India asserts that removal of quota is an absolute necessity for the legitimacy of international financial institutions.

india Updated: Oct 03, 2006 15:05 IST

India has demanded a lead role for the United Nations in giving direction to comprehensive reform of the international financial, monetary and trading systems to end their domination by a few rich countries.

"The democratic deficit in the international financial architecture can only be addressed through a fundamental reform of the quota structure," Nirupam Sen, Permanent Representative of India, told the UN General Assembly on Monday.

Describing it as an absolute necessity for the credibility and legitimacy of international financial institutions, he said the UN should encourage further, effective and time-bound steps for the second stage of IMF quota reform without delay.
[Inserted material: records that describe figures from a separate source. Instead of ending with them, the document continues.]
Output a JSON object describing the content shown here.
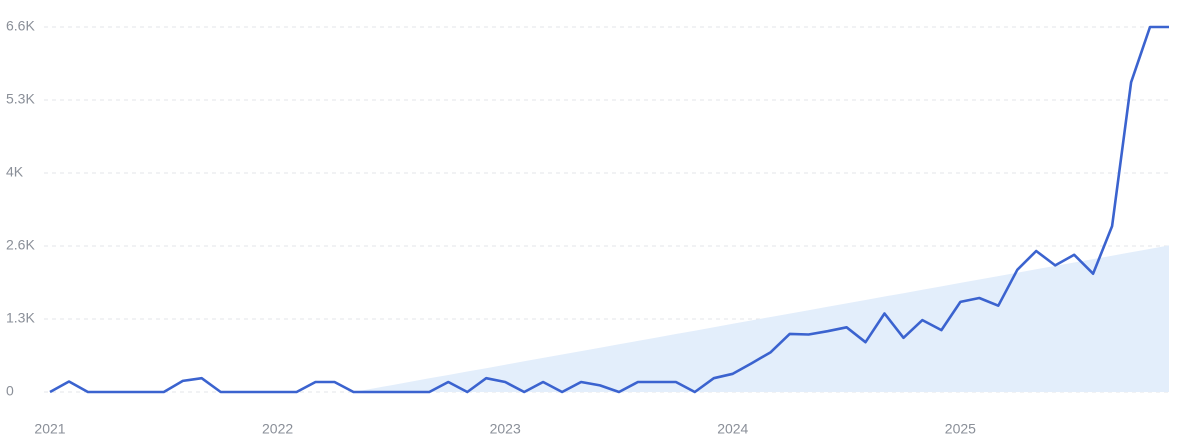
{
  "chart_data": {
    "type": "line",
    "categories": [
      "2021",
      null,
      null,
      null,
      null,
      null,
      null,
      null,
      null,
      null,
      null,
      null,
      "2022",
      null,
      null,
      null,
      null,
      null,
      null,
      null,
      null,
      null,
      null,
      null,
      "2023",
      null,
      null,
      null,
      null,
      null,
      null,
      null,
      null,
      null,
      null,
      null,
      "2024",
      null,
      null,
      null,
      null,
      null,
      null,
      null,
      null,
      null,
      null,
      null,
      "2025",
      null,
      null,
      null,
      null,
      null,
      null,
      null,
      null,
      null,
      null,
      null
    ],
    "series": [
      {
        "color": "#3b63cf",
        "values": [
          0,
          190,
          0,
          0,
          0,
          0,
          0,
          200,
          250,
          0,
          0,
          0,
          0,
          0,
          180,
          180,
          0,
          0,
          0,
          0,
          0,
          180,
          0,
          250,
          180,
          0,
          180,
          0,
          180,
          120,
          0,
          180,
          180,
          180,
          0,
          250,
          330,
          520,
          720,
          1050,
          1040,
          1100,
          1170,
          900,
          1420,
          980,
          1300,
          1120,
          1630,
          1700,
          1560,
          2210,
          2550,
          2290,
          2480,
          2140,
          3000,
          5600,
          6600,
          6600
        ]
      },
      {
        "type": "area",
        "color": "#e3eefb",
        "values": [
          null,
          null,
          null,
          null,
          null,
          null,
          null,
          null,
          null,
          null,
          null,
          null,
          null,
          null,
          null,
          null,
          0,
          62,
          123,
          185,
          247,
          308,
          370,
          431,
          493,
          555,
          616,
          678,
          740,
          801,
          863,
          924,
          986,
          1048,
          1109,
          1171,
          1233,
          1294,
          1356,
          1417,
          1479,
          1541,
          1602,
          1664,
          1726,
          1787,
          1849,
          1910,
          1972,
          2034,
          2095,
          2157,
          2219,
          2280,
          2342,
          2403,
          2465,
          2527,
          2588,
          2650
        ]
      }
    ],
    "ylim": [
      0,
      6600
    ],
    "yticks": [
      0,
      {
        "value": 1320,
        "label": "1.3K"
      },
      {
        "value": 2640,
        "label": "2.6K"
      },
      {
        "value": 3960,
        "label": "4K"
      },
      {
        "value": 5280,
        "label": "5.3K"
      },
      {
        "value": 6600,
        "label": "6.6K"
      }
    ],
    "grid": true
  }
}
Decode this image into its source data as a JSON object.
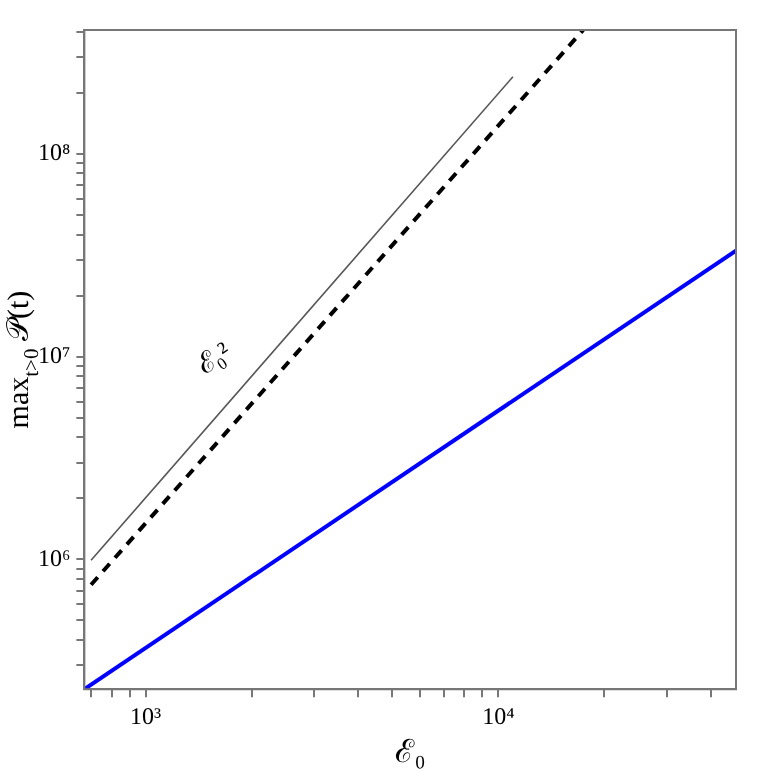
{
  "chart_data": {
    "type": "line",
    "xlabel": "ℰ₀",
    "ylabel": "max$_{t>0}$ 𝒫(t)",
    "log": "xy",
    "grid": false,
    "legend": false,
    "marker": "none",
    "xlim": [
      670,
      47200
    ],
    "ylim": [
      229000,
      408000000
    ],
    "xticks": [
      {
        "value": 700,
        "label": null
      },
      {
        "value": 800,
        "label": null
      },
      {
        "value": 900,
        "label": null
      },
      {
        "value": 1000,
        "label": "10³"
      },
      {
        "value": 2000,
        "label": null
      },
      {
        "value": 3000,
        "label": null
      },
      {
        "value": 4000,
        "label": null
      },
      {
        "value": 5000,
        "label": null
      },
      {
        "value": 6000,
        "label": null
      },
      {
        "value": 7000,
        "label": null
      },
      {
        "value": 8000,
        "label": null
      },
      {
        "value": 9000,
        "label": null
      },
      {
        "value": 10000,
        "label": "10⁴"
      },
      {
        "value": 20000,
        "label": null
      },
      {
        "value": 30000,
        "label": null
      },
      {
        "value": 40000,
        "label": null
      }
    ],
    "yticks": [
      {
        "value": 300000,
        "label": null
      },
      {
        "value": 400000,
        "label": null
      },
      {
        "value": 500000,
        "label": null
      },
      {
        "value": 600000,
        "label": null
      },
      {
        "value": 700000,
        "label": null
      },
      {
        "value": 800000,
        "label": null
      },
      {
        "value": 900000,
        "label": null
      },
      {
        "value": 1000000,
        "label": "10⁶"
      },
      {
        "value": 2000000,
        "label": null
      },
      {
        "value": 3000000,
        "label": null
      },
      {
        "value": 4000000,
        "label": null
      },
      {
        "value": 5000000,
        "label": null
      },
      {
        "value": 6000000,
        "label": null
      },
      {
        "value": 7000000,
        "label": null
      },
      {
        "value": 8000000,
        "label": null
      },
      {
        "value": 9000000,
        "label": null
      },
      {
        "value": 10000000,
        "label": "10⁷"
      },
      {
        "value": 20000000,
        "label": null
      },
      {
        "value": 30000000,
        "label": null
      },
      {
        "value": 40000000,
        "label": null
      },
      {
        "value": 50000000,
        "label": null
      },
      {
        "value": 60000000,
        "label": null
      },
      {
        "value": 70000000,
        "label": null
      },
      {
        "value": 80000000,
        "label": null
      },
      {
        "value": 90000000,
        "label": null
      },
      {
        "value": 100000000,
        "label": "10⁸"
      },
      {
        "value": 200000000,
        "label": null
      },
      {
        "value": 300000000,
        "label": null
      },
      {
        "value": 400000000,
        "label": null
      }
    ],
    "series": [
      {
        "color": "#555555",
        "line_style": "solid",
        "x": [
          700,
          11000
        ],
        "values": [
          990000,
          240000000
        ]
      },
      {
        "color": "#000000",
        "line_style": "dashed",
        "x": [
          700,
          17400
        ],
        "values": [
          750000,
          408000000
        ]
      },
      {
        "color": "#0000ff",
        "line_style": "solid",
        "x": [
          670,
          47200
        ],
        "values": [
          229000,
          33300000
        ]
      }
    ],
    "annotations": [
      "ℰ₀²"
    ]
  }
}
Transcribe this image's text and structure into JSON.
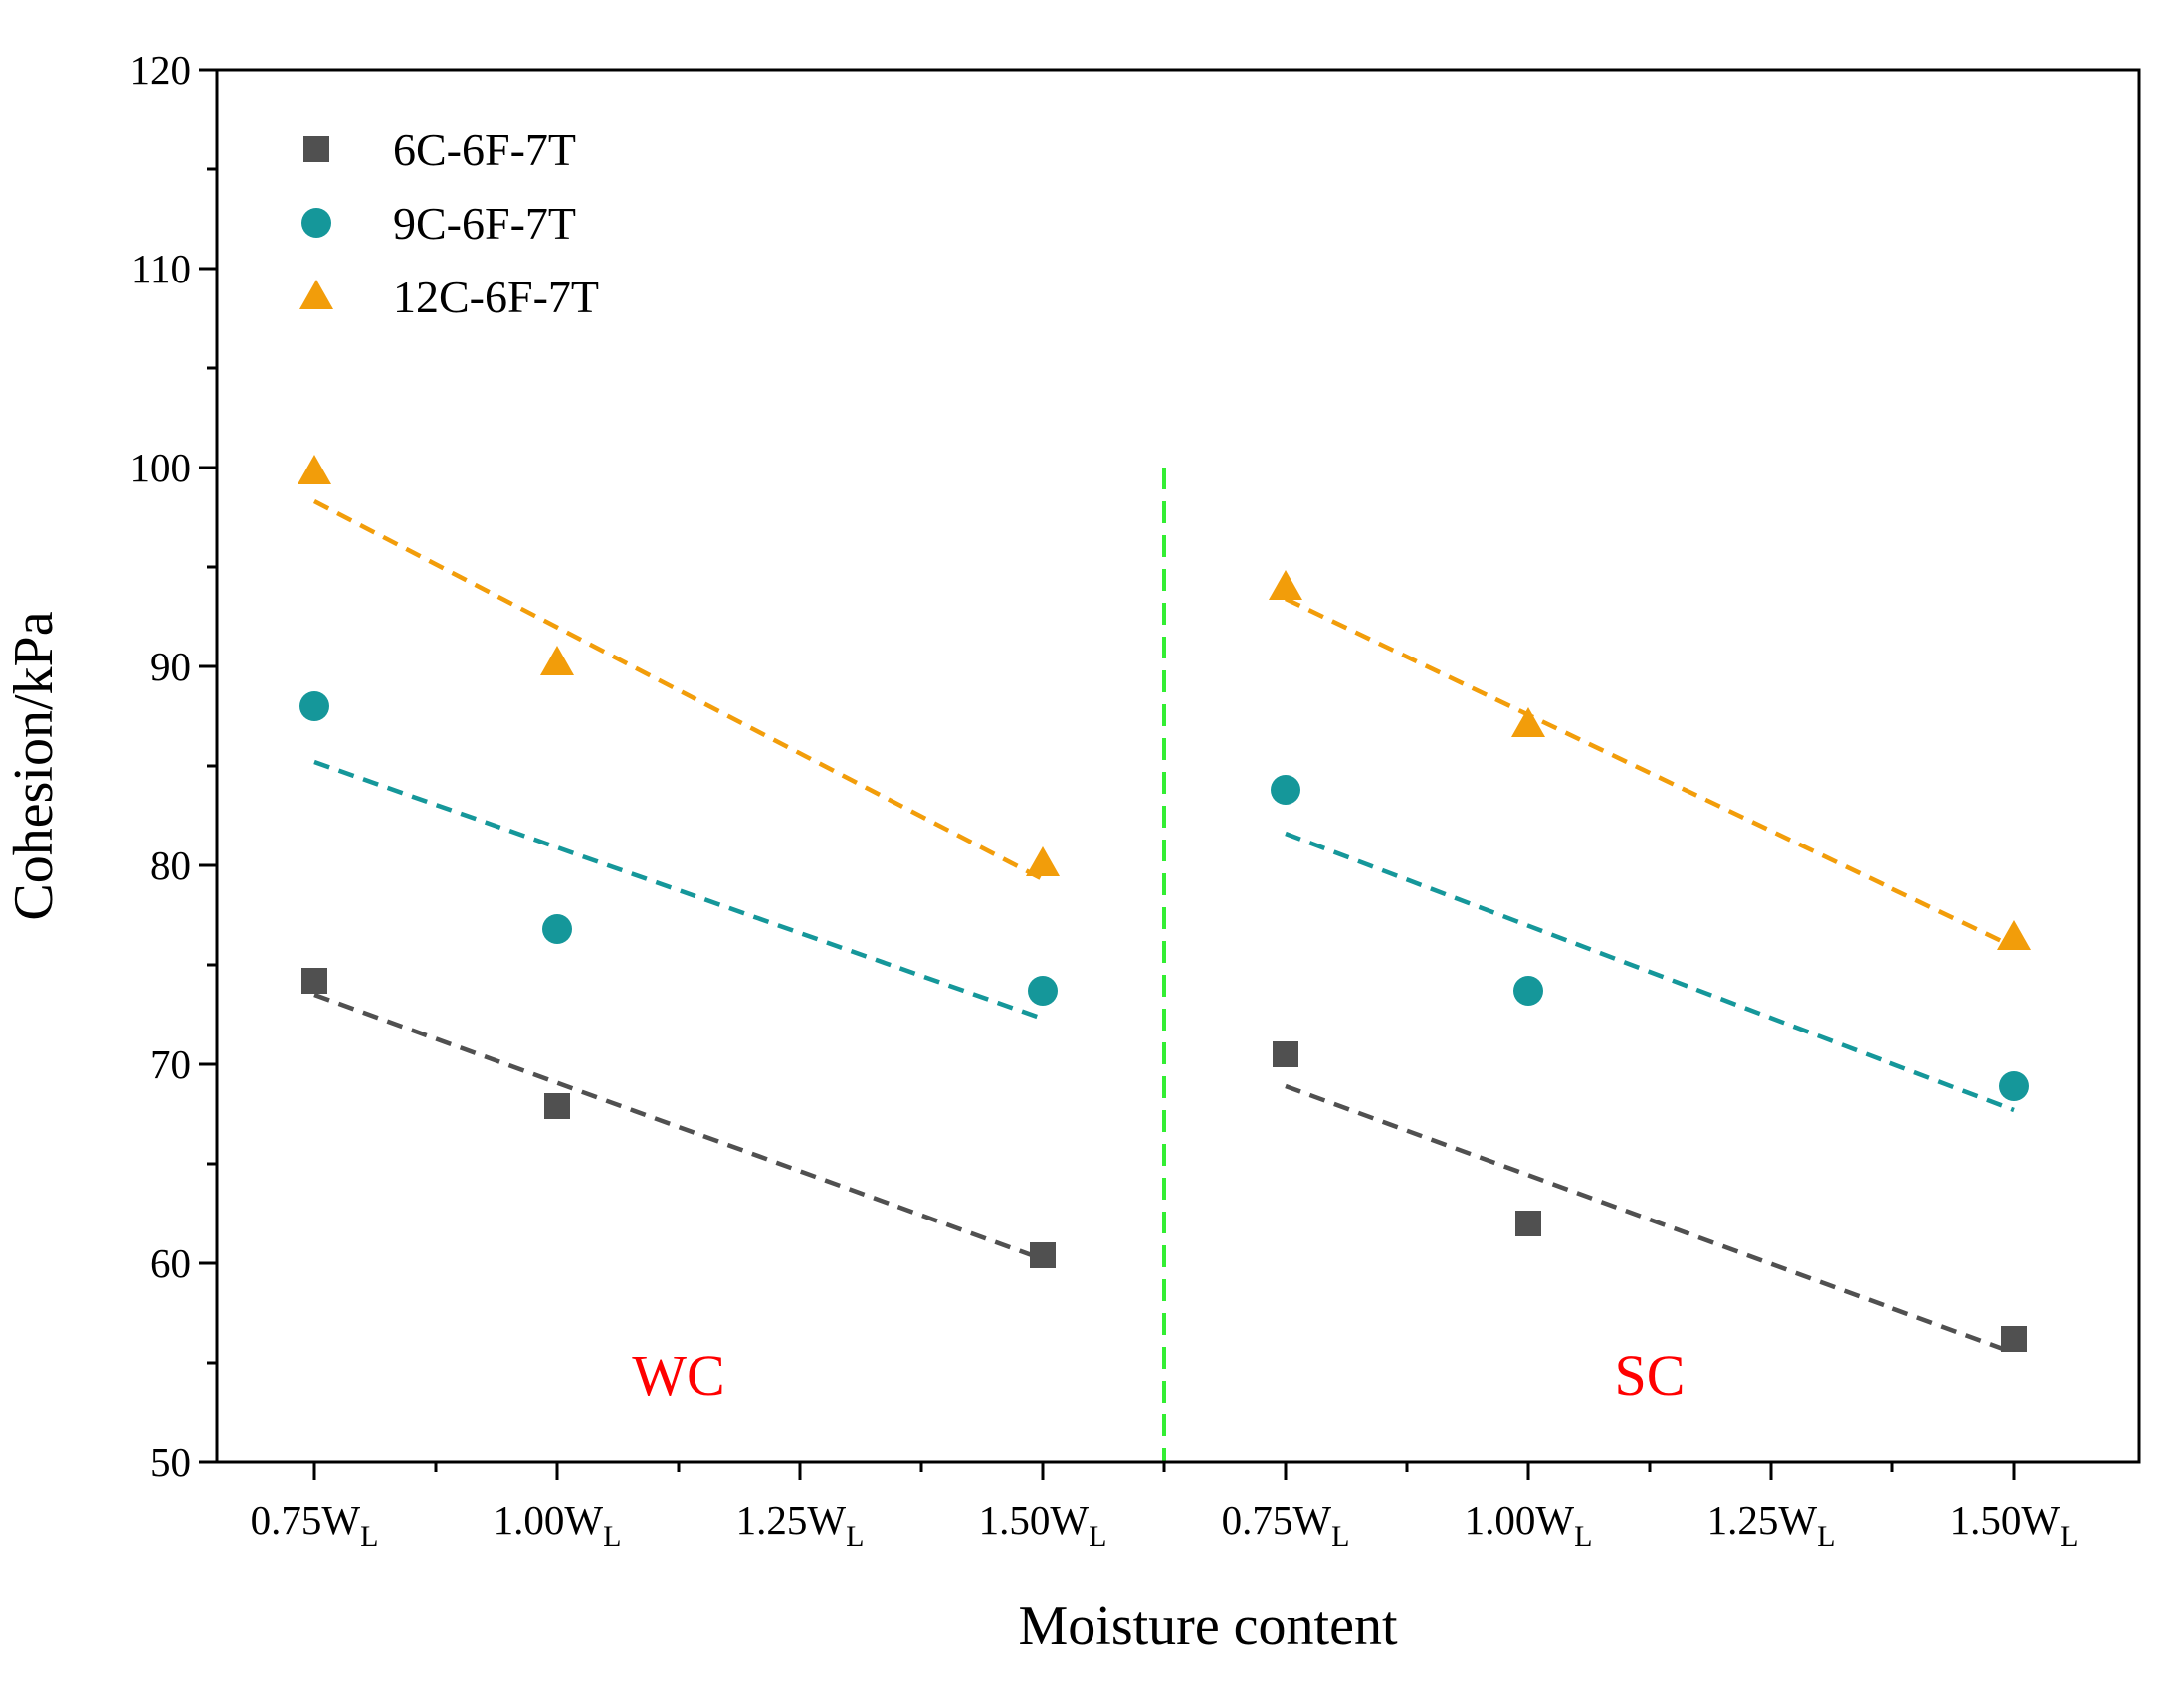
{
  "chart_data": {
    "type": "scatter",
    "xlabel": "Moisture content",
    "ylabel": "Cohesion/kPa",
    "ylim": [
      50,
      120
    ],
    "y_major_ticks": [
      50,
      60,
      70,
      80,
      90,
      100,
      110,
      120
    ],
    "x_tick_slots": [
      0,
      1,
      2,
      3,
      4,
      5,
      6,
      7
    ],
    "x_tick_labels": [
      {
        "main": "0.75W",
        "sub": "L"
      },
      {
        "main": "1.00W",
        "sub": "L"
      },
      {
        "main": "1.25W",
        "sub": "L"
      },
      {
        "main": "1.50W",
        "sub": "L"
      },
      {
        "main": "0.75W",
        "sub": "L"
      },
      {
        "main": "1.00W",
        "sub": "L"
      },
      {
        "main": "1.25W",
        "sub": "L"
      },
      {
        "main": "1.50W",
        "sub": "L"
      }
    ],
    "xlim_slots": [
      -0.4,
      7.5
    ],
    "region_divider_slot": 3.5,
    "regions": [
      {
        "label": "WC",
        "center_slot": 1.5,
        "y": 54.4,
        "color": "#ff0000"
      },
      {
        "label": "SC",
        "center_slot": 5.5,
        "y": 54.4,
        "color": "#ff0000"
      }
    ],
    "divider_color": "#33ee33",
    "divider_ylim": [
      50,
      100
    ],
    "legend_position": "top-left",
    "series": [
      {
        "name": "6C-6F-7T",
        "marker": "square",
        "color": "#505050",
        "points": [
          {
            "slot": 0,
            "value": 74.2
          },
          {
            "slot": 1,
            "value": 67.9
          },
          {
            "slot": 3,
            "value": 60.4
          },
          {
            "slot": 4,
            "value": 70.5
          },
          {
            "slot": 5,
            "value": 62.0
          },
          {
            "slot": 7,
            "value": 56.2
          }
        ],
        "trend": [
          {
            "slot_start": 0,
            "y_start": 73.5,
            "slot_end": 3,
            "y_end": 60.2
          },
          {
            "slot_start": 4,
            "y_start": 68.9,
            "slot_end": 7,
            "y_end": 55.5
          }
        ]
      },
      {
        "name": "9C-6F-7T",
        "marker": "circle",
        "color": "#15979a",
        "points": [
          {
            "slot": 0,
            "value": 88.0
          },
          {
            "slot": 1,
            "value": 76.8
          },
          {
            "slot": 3,
            "value": 73.7
          },
          {
            "slot": 4,
            "value": 83.8
          },
          {
            "slot": 5,
            "value": 73.7
          },
          {
            "slot": 7,
            "value": 68.9
          }
        ],
        "trend": [
          {
            "slot_start": 0,
            "y_start": 85.2,
            "slot_end": 3,
            "y_end": 72.3
          },
          {
            "slot_start": 4,
            "y_start": 81.6,
            "slot_end": 7,
            "y_end": 67.7
          }
        ]
      },
      {
        "name": "12C-6F-7T",
        "marker": "triangle",
        "color": "#f29d0a",
        "points": [
          {
            "slot": 0,
            "value": 99.8
          },
          {
            "slot": 1,
            "value": 90.2
          },
          {
            "slot": 3,
            "value": 80.1
          },
          {
            "slot": 4,
            "value": 94.0
          },
          {
            "slot": 5,
            "value": 87.1
          },
          {
            "slot": 7,
            "value": 76.4
          }
        ],
        "trend": [
          {
            "slot_start": 0,
            "y_start": 98.3,
            "slot_end": 3,
            "y_end": 79.3
          },
          {
            "slot_start": 4,
            "y_start": 93.4,
            "slot_end": 7,
            "y_end": 75.9
          }
        ]
      }
    ]
  }
}
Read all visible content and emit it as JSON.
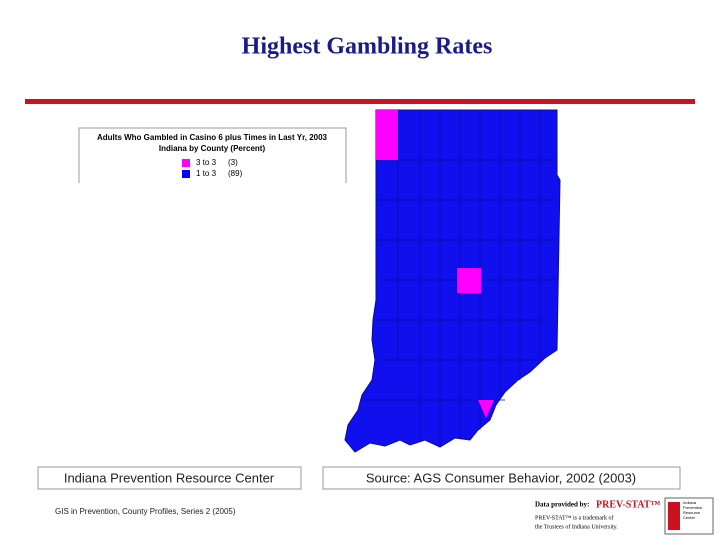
{
  "header": {
    "title": "Highest Gambling Rates"
  },
  "legend": {
    "title": "Adults Who Gambled in Casino 6 plus Times in Last Yr, 2003",
    "subtitle": "Indiana by County (Percent)",
    "items": [
      {
        "label": "3 to 3",
        "count": "(3)",
        "color": "#ff00ff"
      },
      {
        "label": "1 to 3",
        "count": "(89)",
        "color": "#0000ff"
      }
    ]
  },
  "footer": {
    "left": "Indiana Prevention Resource Center",
    "right": "Source:  AGS Consumer Behavior, 2002 (2003)",
    "series": "GIS in Prevention, County Profiles, Series 2 (2005)",
    "logo": {
      "provided": "Data provided by:",
      "brand": "PREV-STAT™",
      "trademark1": "PREV-STAT™ is a trademark of",
      "trademark2": "the Trustees of Indiana University.",
      "badge": "Indiana Prevention Resource Center"
    }
  }
}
Voicing concern at the suspension of the Doha Round of trade negotiations, Sen said many developing countries' problems are not because of inadequate liberalisation or corruption but because developed countries set the agenda and went back on their promises, thereby ensuring that the history of trade negotiations would be a history of broken promises.

Demonstration of political will by developed countries will be required if negotiations are to be saved. A clear political direction to the World Trade Organisation that was not possible in the 2005 World Summit in spite of broad political support remains necessary.

The primacy of development on the global agenda can only be achieved if the UN takes a lead in setting the international economic agenda. The problem is the reform of the UN system, the reinstatement of the UN-driven and development oriented approach, Sen said.

What is needed is the UN overseeing the international economic agenda and promoting the reform of international economic institutions through a revitalized General Assembly, a strengthened Economic and Social Council and a reformed Security Council, he said.

In the IMF, the rich countries, in fact a single rich country has virtually a veto, Sen said in an obvious reference to the United States, noting that the most powerful country appoints the head of the World Bank and, with Western Europe, shares the top two posts of the IMF.

Unless developing countries managed to change things lock, stock and barrel, the organisation may pass out of their hands and they would end up as irrelevant spectators without any rights.